Yani şimdi olacak şey mi bu; biri 64, diğeri 71 yaşında iki dev sanatçı... İkisinin de hayatımıza kattığı güzellikler var. İkisi de bizim için kıymetli ve ikisine de saygı duyuyoruz. Onlarla aynı salona girince önümüzü ilikliyoruz. İkisi de annelerimizden, babalarımızdan, anneannelerimizden bize yadigar.
Ve tam da bugünlerde, tam da acılarımızı nasıl saracağımızı bilemezken, tam da birlik olup ayağa kalkmaya ve yola devam etmeye çalışırken onlar ne yapıyor? Divalık savaşına giriyor, eski defterleri açıp birbirlerini iğneliyorlar. Bülent Ersoy ve Emel Sayın'dan bahsediyorum.
Emel Sayın sahnedeyken, seyirciler 'Gerçek diva sensin' demiş. (Divalık çok önemli, mezarda VIP yerde yatacak sanki!) Emel Sayın da, "Sahte diva mı vardı?" cevabını vermiş. Belki bir kelime oyunuydu onun için, belki gerçekten Diva Bülent Ersoy'a laf atmak istedi; bilemiyorum, ilgilenmiyorum da. Sonra Bülent Ersoy köpürmüş tabii... "Hiç lafı çevirmesin Sinsirella, yıllar önce bana yaptıklarını unutmadım" falan filan demiş.
Aferin, bravo! Ne iyi düşündünüz de bu tartışmaya girdiniz. Tek eksiğimiz, Bülent Ersoy'un Emel Sayın'a 'Sinsirella' sıfatını yapıştırmasıydı çünkü! Yapmayın, etmeyin; kocaman insanlarsınız, Türkiye'nin yıldızlarısınız. Biz bugünlerde sizlerden kavga, laf savaşı ve defter dürülmesi beklemiyoruz.

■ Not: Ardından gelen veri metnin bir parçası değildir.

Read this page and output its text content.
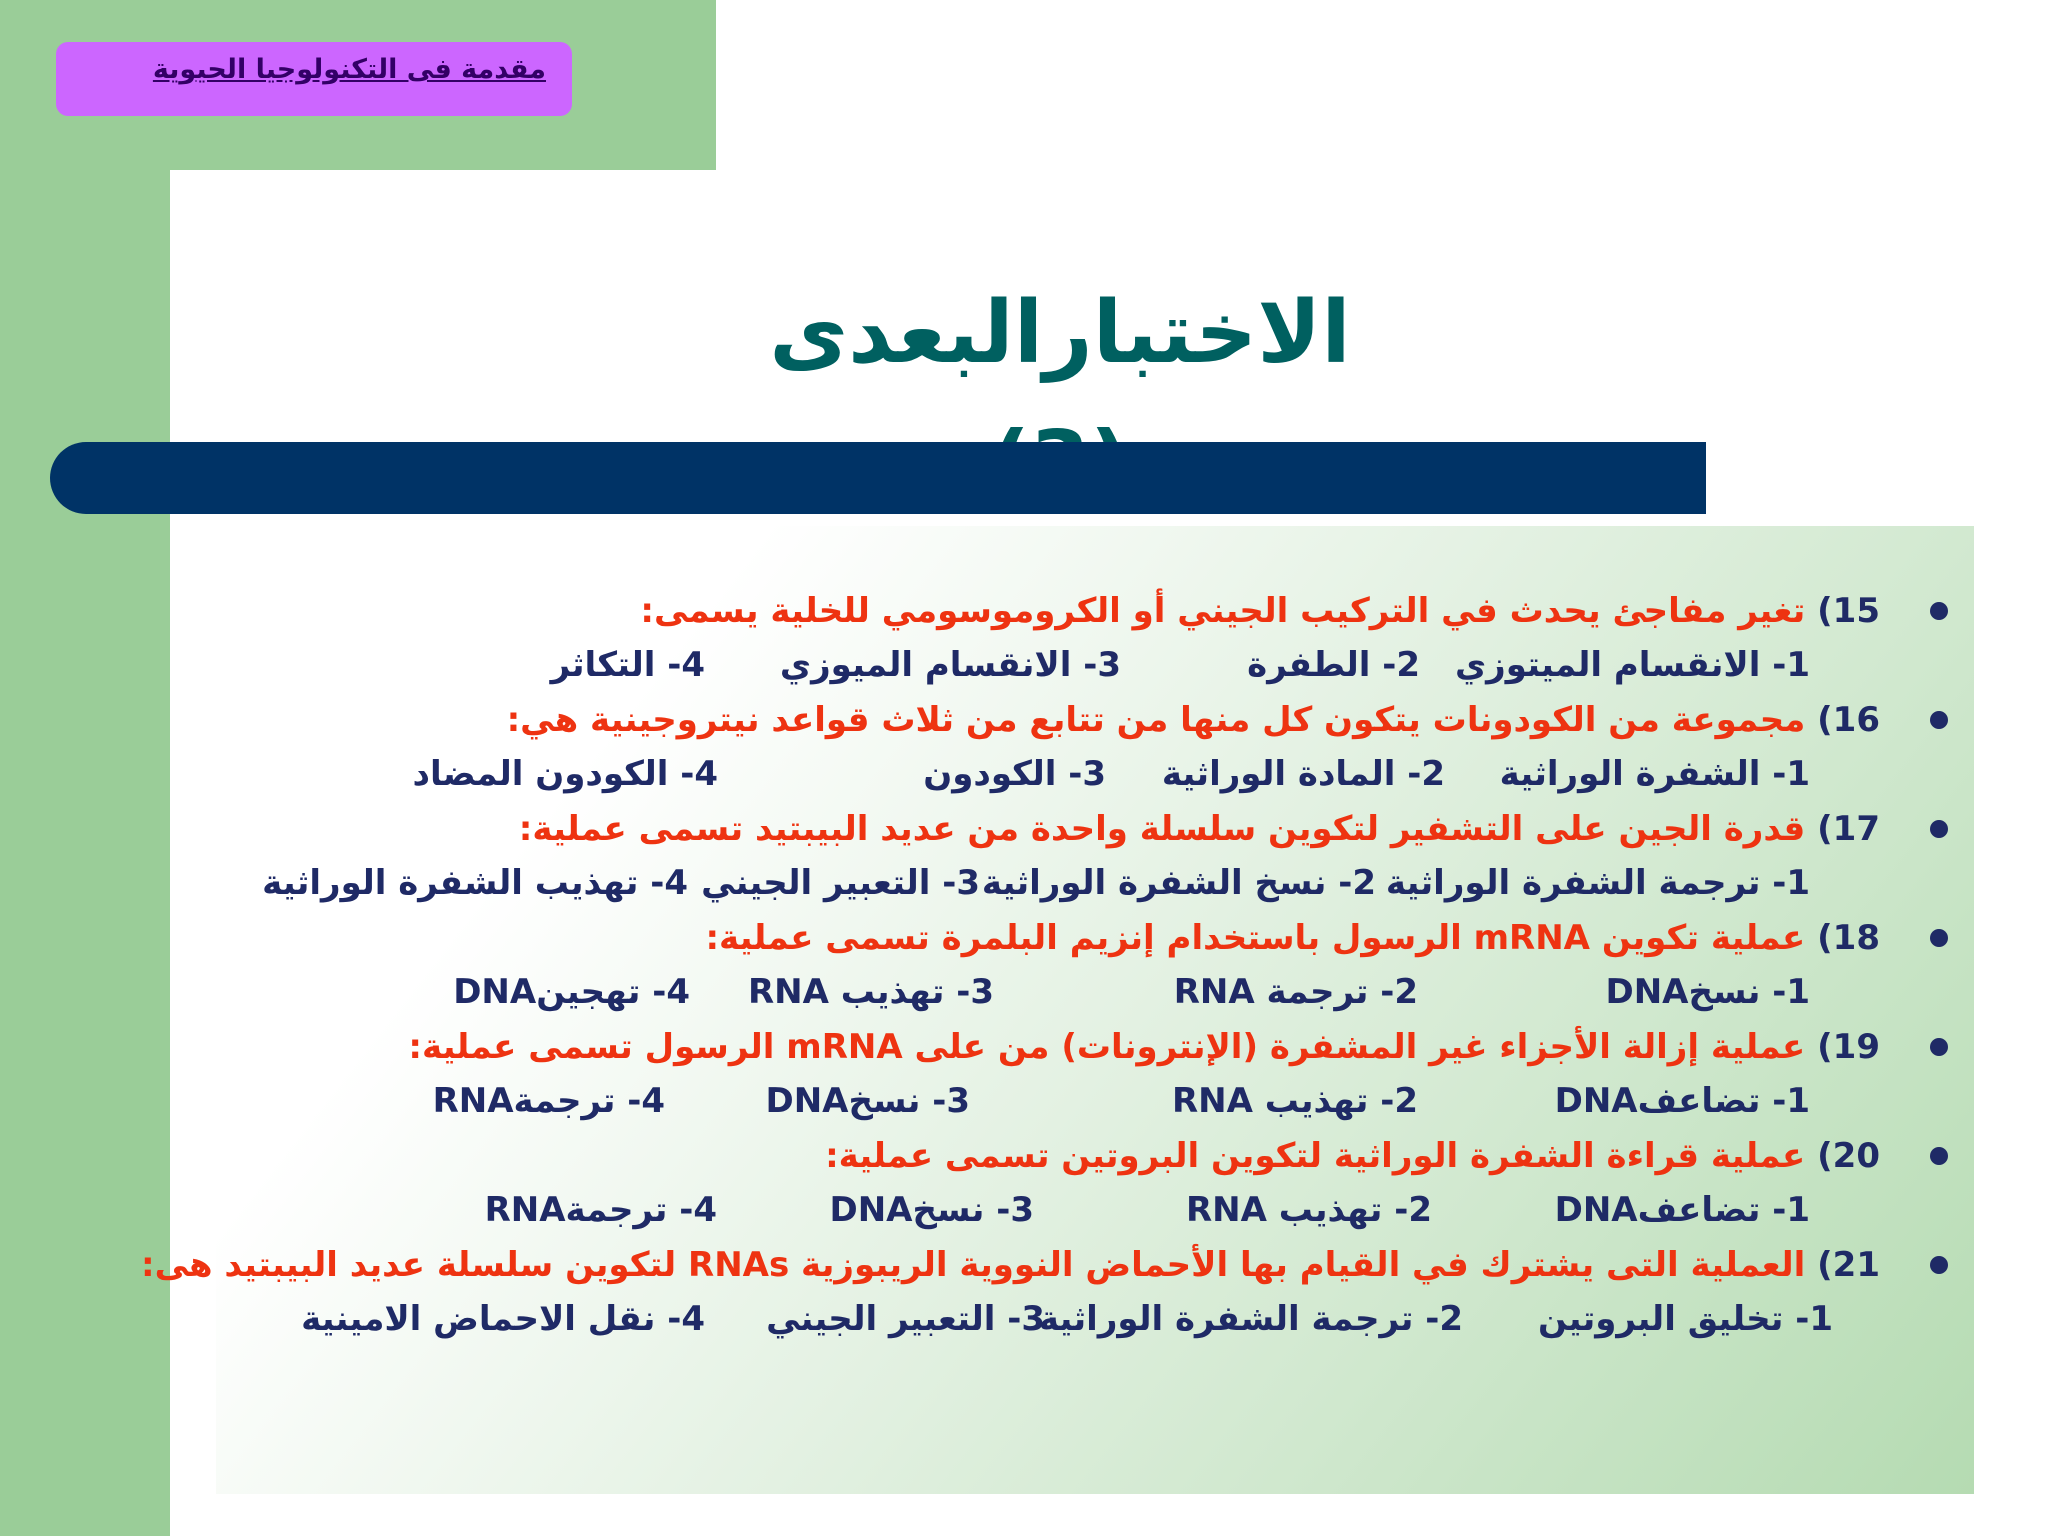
مقدمة فى التكنولوجيا الحيوية
الاختبارالبعدى
15) تغير مفاجئ يحدث في التركيب الجيني أو الكروموسومي للخلية يسمى:
1- الانقسام الميتوزي
2- الطفرة
3- الانقسام الميوزي
4- التكاثر
16) مجموعة من الكودونات يتكون كل منها من تتابع من ثلاث قواعد نيتروجينية هي:
1- الشفرة الوراثية
2- المادة الوراثية
3- الكودون
4- الكودون المضاد
17) قدرة الجين على التشفير لتكوين سلسلة واحدة من عديد البيبتيد تسمى عملية:
1- ترجمة الشفرة الوراثية
2- نسخ الشفرة الوراثية
3- التعبير الجيني
4- تهذيب الشفرة الوراثية
18) عملية تكوين mRNA الرسول باستخدام إنزيم البلمرة تسمى عملية:
1- نسخDNA
2- ترجمة RNA
3- تهذيب RNA
4- تهجينDNA
19) عملية إزالة الأجزاء غير المشفرة (الإنترونات) من على mRNA الرسول تسمى عملية:
1- تضاعفDNA
2- تهذيب RNA
3- نسخDNA
4- ترجمةRNA
20) عملية قراءة الشفرة الوراثية لتكوين البروتين تسمى عملية:
1- تضاعفDNA
2- تهذيب RNA
3- نسخDNA
4- ترجمةRNA
21) العملية التى يشترك في القيام بها الأحماض النووية الريبوزية RNAs لتكوين سلسلة عديد البيبتيد هى:
1- تخليق البروتين
2- ترجمة الشفرة الوراثية
3- التعبير الجيني
4- نقل الاحماض الامينية
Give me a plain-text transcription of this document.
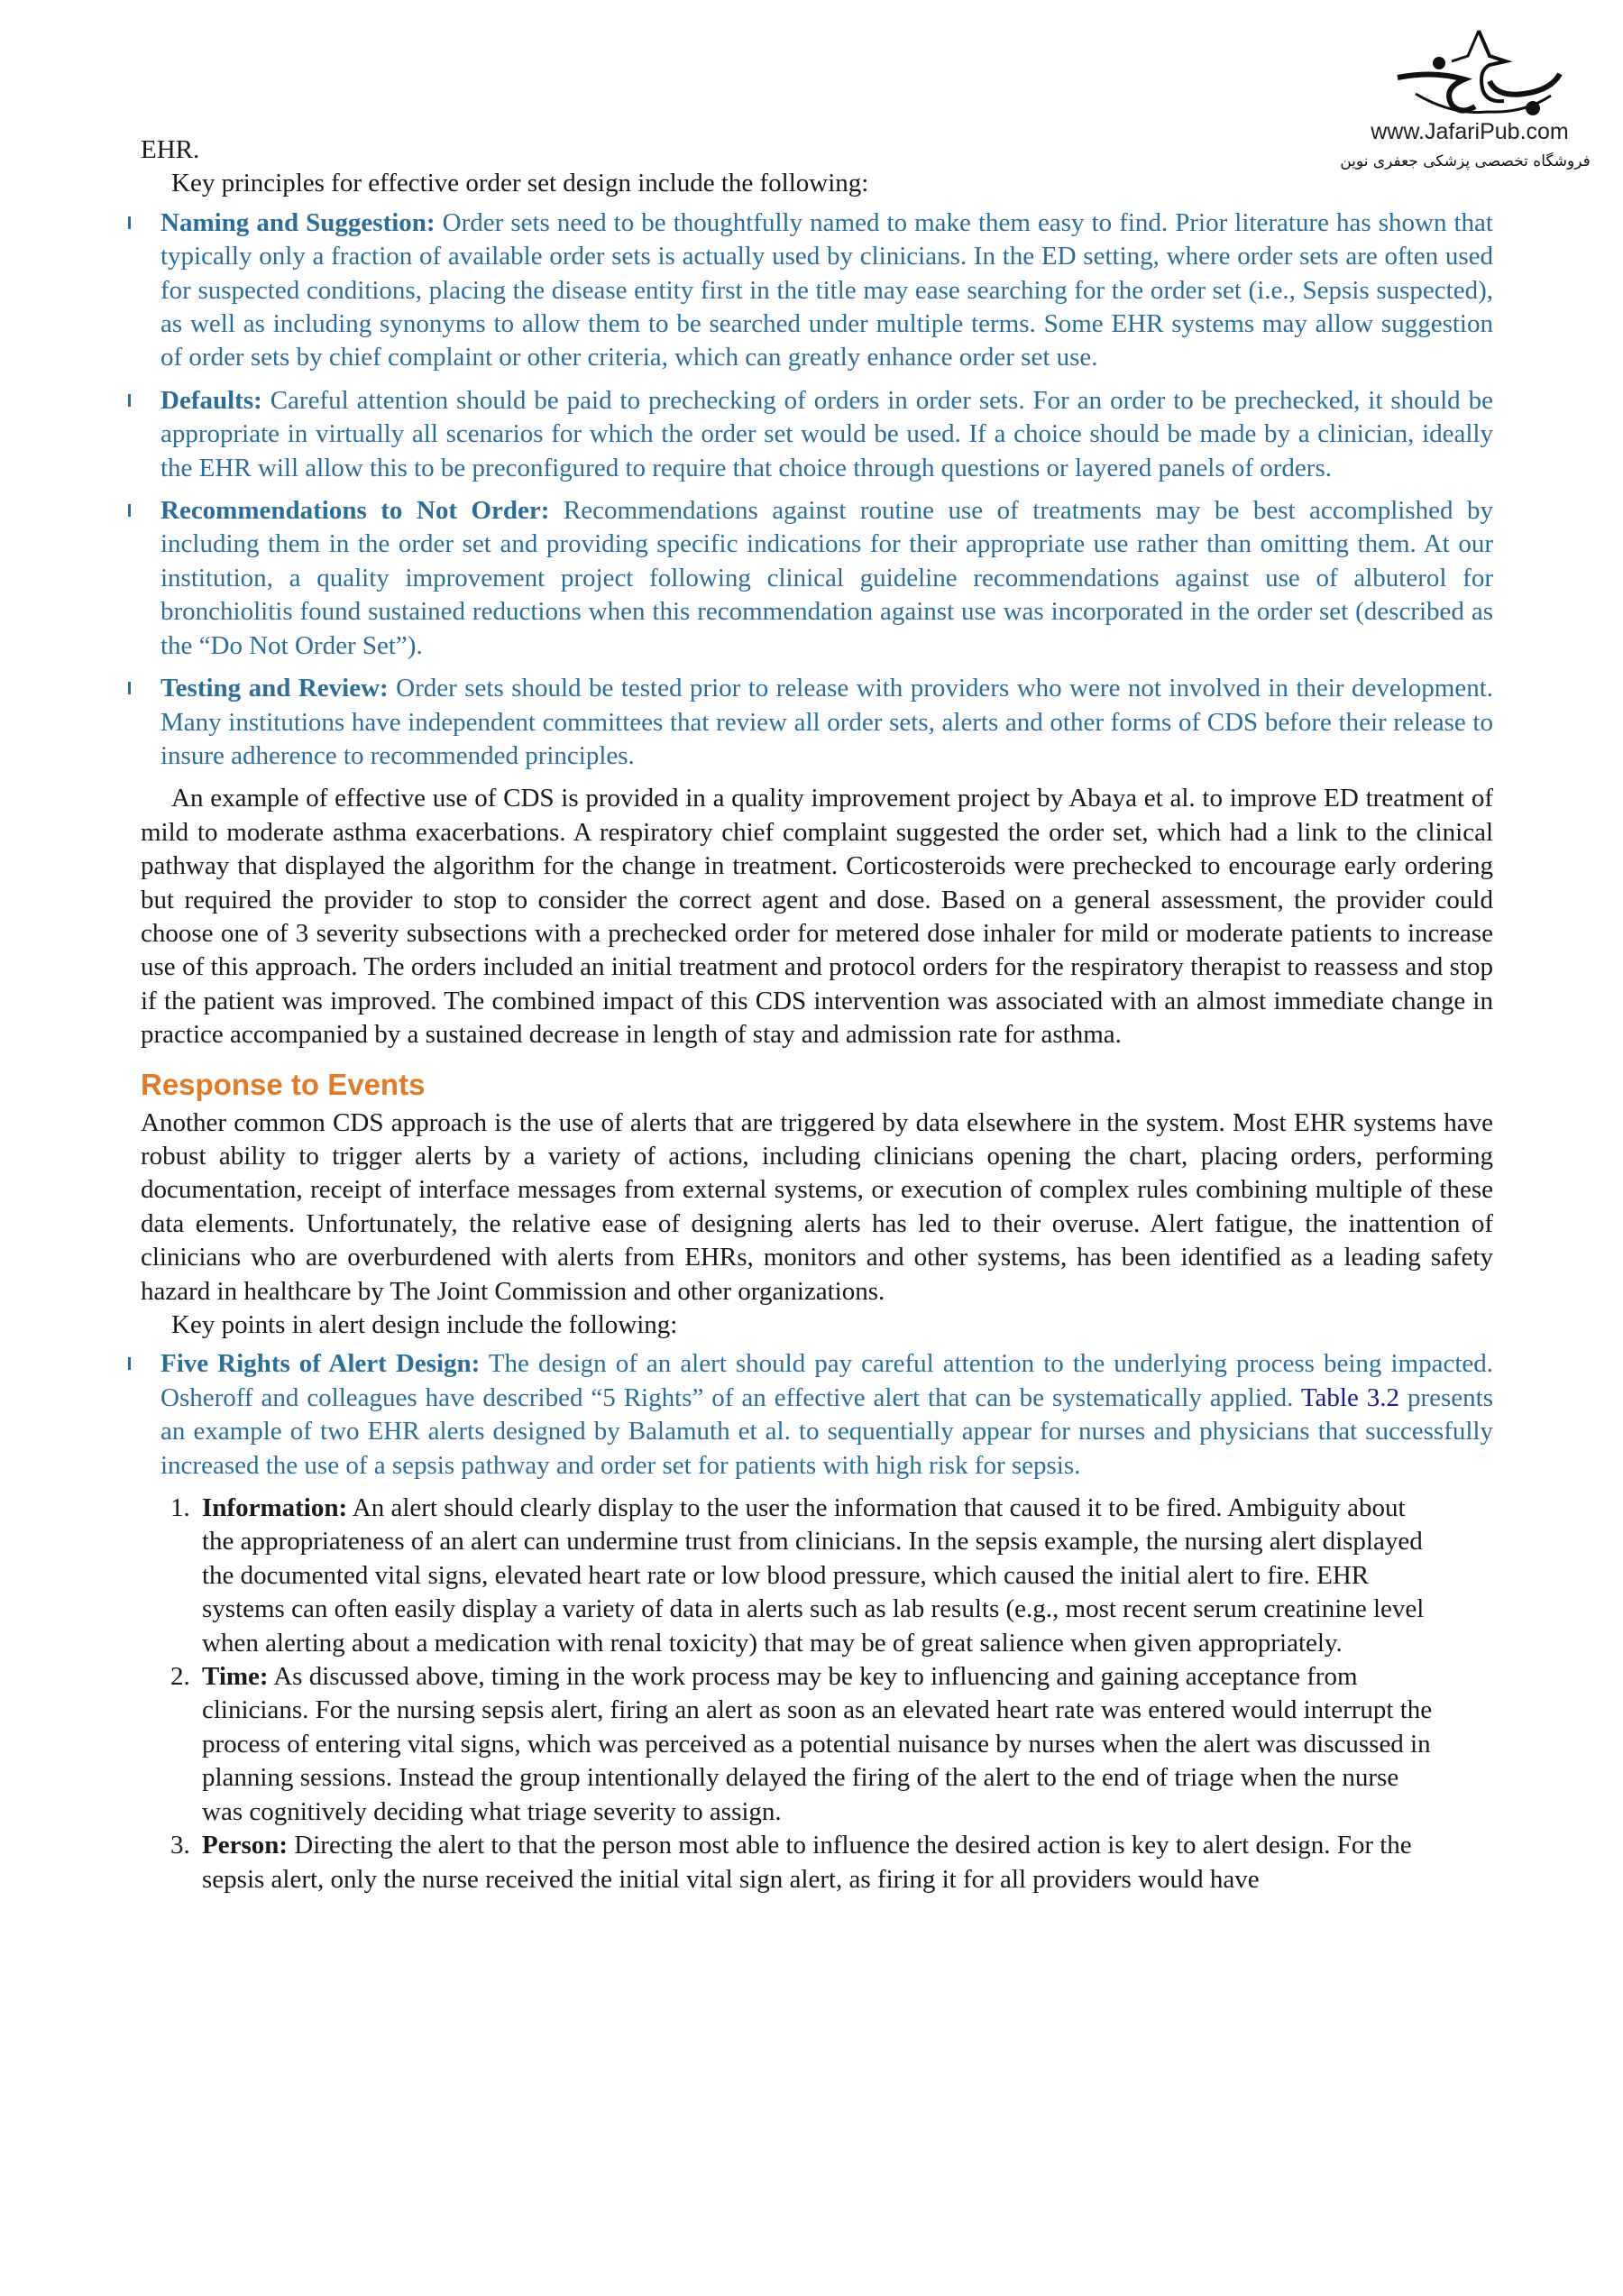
www.JafariPub.com
فروشگاه تخصصی پزشکی جعفری نوین

EHR.

Key principles for effective order set design include the following:

Naming and Suggestion: Order sets need to be thoughtfully named to make them easy to find. Prior literature has shown that typically only a fraction of available order sets is actually used by clinicians. In the ED setting, where order sets are often used for suspected conditions, placing the disease entity first in the title may ease searching for the order set (i.e., Sepsis suspected), as well as including synonyms to allow them to be searched under multiple terms. Some EHR systems may allow suggestion of order sets by chief complaint or other criteria, which can greatly enhance order set use.
Defaults: Careful attention should be paid to prechecking of orders in order sets. For an order to be prechecked, it should be appropriate in virtually all scenarios for which the order set would be used. If a choice should be made by a clinician, ideally the EHR will allow this to be preconfigured to require that choice through questions or layered panels of orders.
Recommendations to Not Order: Recommendations against routine use of treatments may be best accomplished by including them in the order set and providing specific indications for their appropriate use rather than omitting them. At our institution, a quality improvement project following clinical guideline recommendations against use of albuterol for bronchiolitis found sustained reductions when this recommendation against use was incorporated in the order set (described as the “Do Not Order Set”).
Testing and Review: Order sets should be tested prior to release with providers who were not involved in their development. Many institutions have independent committees that review all order sets, alerts and other forms of CDS before their release to insure adherence to recommended principles.

An example of effective use of CDS is provided in a quality improvement project by Abaya et al. to improve ED treatment of mild to moderate asthma exacerbations. A respiratory chief complaint suggested the order set, which had a link to the clinical pathway that displayed the algorithm for the change in treatment. Corticosteroids were prechecked to encourage early ordering but required the provider to stop to consider the correct agent and dose. Based on a general assessment, the provider could choose one of 3 severity subsections with a prechecked order for metered dose inhaler for mild or moderate patients to increase use of this approach. The orders included an initial treatment and protocol orders for the respiratory therapist to reassess and stop if the patient was improved. The combined impact of this CDS intervention was associated with an almost immediate change in practice accompanied by a sustained decrease in length of stay and admission rate for asthma.

Response to Events

Another common CDS approach is the use of alerts that are triggered by data elsewhere in the system. Most EHR systems have robust ability to trigger alerts by a variety of actions, including clinicians opening the chart, placing orders, performing documentation, receipt of interface messages from external systems, or execution of complex rules combining multiple of these data elements. Unfortunately, the relative ease of designing alerts has led to their overuse. Alert fatigue, the inattention of clinicians who are overburdened with alerts from EHRs, monitors and other systems, has been identified as a leading safety hazard in healthcare by The Joint Commission and other organizations.

Key points in alert design include the following:

Five Rights of Alert Design: The design of an alert should pay careful attention to the underlying process being impacted. Osheroff and colleagues have described “5 Rights” of an effective alert that can be systematically applied. Table 3.2 presents an example of two EHR alerts designed by Balamuth et al. to sequentially appear for nurses and physicians that successfully increased the use of a sepsis pathway and order set for patients with high risk for sepsis.
1. Information: An alert should clearly display to the user the information that caused it to be fired. Ambiguity about the appropriateness of an alert can undermine trust from clinicians. In the sepsis example, the nursing alert displayed the documented vital signs, elevated heart rate or low blood pressure, which caused the initial alert to fire. EHR systems can often easily display a variety of data in alerts such as lab results (e.g., most recent serum creatinine level when alerting about a medication with renal toxicity) that may be of great salience when given appropriately.
2. Time: As discussed above, timing in the work process may be key to influencing and gaining acceptance from clinicians. For the nursing sepsis alert, firing an alert as soon as an elevated heart rate was entered would interrupt the process of entering vital signs, which was perceived as a potential nuisance by nurses when the alert was discussed in planning sessions. Instead the group intentionally delayed the firing of the alert to the end of triage when the nurse was cognitively deciding what triage severity to assign.
3. Person: Directing the alert to that the person most able to influence the desired action is key to alert design. For the sepsis alert, only the nurse received the initial vital sign alert, as firing it for all providers would have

Bunu yaptığınız zaman sizden soğuyor, ekşi suratlarla bakıyoruz. Siz büyük sanatçılardan beklediğimiz, el ele verip sizi bağrına basmış Türk halkına umut vermeniz. Kavga edeceğinize Şehitler Tepesi'ne gidin, toplu bir bildiri okuyun mesela. Bizim kardeşliğe, birliğe, aydınlığa ihtiyacımız var; bu saçmalıklara değil. Size hiç yakışmıyor.